Seringai tipis terukir di bibir tipis Sariti manakala Danuseka berucap, “Kau keras kepala, sama seperti Romomu. Baiklah... saat ini aku tidak perlu merayumu, sebab sebentar lagi kau akan kehilangan kesenanganmu, Danuseka!”

Slash!

Kilatan cahaya terang menderu dari telapak tangan Sariti. Tetapi secepat kilat Danuseka menghindarinya, ia juga melontarkan serangan balasan. Akibatnya ledakan kecil terjadi saat dua kekuatan beradu. Serangan terus terjadi di antara keduanya belah pihak, hingga akhirnya membuat Danuseka terpental beberapa langkah kebelakang.

“Sudahlah, Danuseka. Nikmatilah sisa-sisa kehidupanmu di tempat ini, tidak ada gunanya kau melawanku.”

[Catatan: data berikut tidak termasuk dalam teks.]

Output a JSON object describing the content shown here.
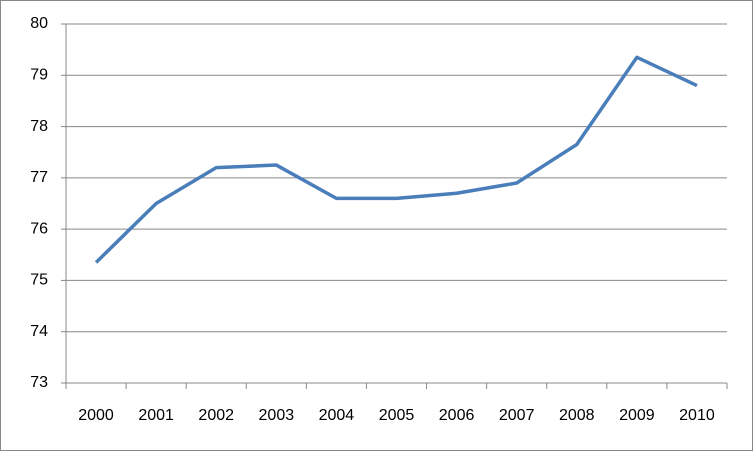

 Setelah berucap Sariti terbang menjauhi Danuseka, bersamaan dengan itu kericuhan terjadi di beberapa penjuru puncak Punden. Artinya pertempuran besar telah terjadi. Danuseka baru menyadarinya, ia lantas melesat pergi tanpa menghiraukan kepergian Sariti. Keselamatan rekan-rekannya tentu lebih penting, oleh karena itu Danuseka memilih membantu mereka yang berjibaku melawan para siluman.

Blar!

Blar!

Dua ledakan membinasakan beberapa Siluman ular yang sedang menyerang salah satu tetua. Beruntung tetua itu juga memiliki kedigdayaan cukup mumpuni. Namun, Siluman ular bukanlah lawan yang tepat untuk rekannya.

“Kau tidak apa-apa, Kang?”

 “Saya baik-baik saja, Ki. Terimakasih. Baiknya kita segera bertindak, banyak makhluk aneh beterbangan di tempat ini,”

“Jika Kakang berkenan, ajaklah beberapa orang untuk turun. Saya khawatir terjadi sesuatu di bawah sana kang,” ujar Danuseka.

“Baik, Ki”

Tetua muda itu menuruti ucapan Danuseka, dirinya merasa siluman bukan lawan tepat untuknya. Terlebih lagi suara-suara kikikan kuntilanak yang selalu terdengar di telinga membuat konsentrasinya sering terganggu, tentu ia harus bisa menakar dirinya sendiri. Ia mengajak beberapa orang yang tidak memiliki ilmu kebatinan untuk turut serta ke perkampungan.

“Tenanglah, saya akan membersamai kalian,” ucap salah satu tetua yang tiba-tiba turut turun bersama rombongan.

“Baiklah, mari.”

 Sesampainya di pemukiman mereka dikejutkan dengan lengkingan jeritan seorang wanita, ya! Mereka terlambat datang.

 “Ibuk, Ibuk!”

 Belum habis rasa terkejutnya, teriakan kembali terdengar. Kini suara teriakan seorang bocah menghentikan ayunan langkahnya. Lelaki itu mendengarkan secara seksama asal suara, tetua muda yang mendapat tugas dari Danuseka berlari ke arah suara. Ia tidak memperdulikan rekan lainnya, sebab ia yakin yang berteriak memanggil sang ibu adalah Ajiseka, putra dari Danuseka.

“Apa yang terjadi, Ajiseka?”

“Ibu, Ki. Ibu di bawa pergi selendang berkepala manusia,” jawab Ajiseka sembari menitikkan air matanya.

Lelaki itu memegang pundak Ajiseka, “Jangan khawatirkan hal itu. Siapa-pun! sampaikan kepada Ki Danuseka tentang hal ini.”

Tanpa menunggu diminta untuk kedua kalinya, salah satu tetua langsung bergegas menuju puncak Punden. Ia harus segera menyampaikan kabar buruk itu kepada Danuseka.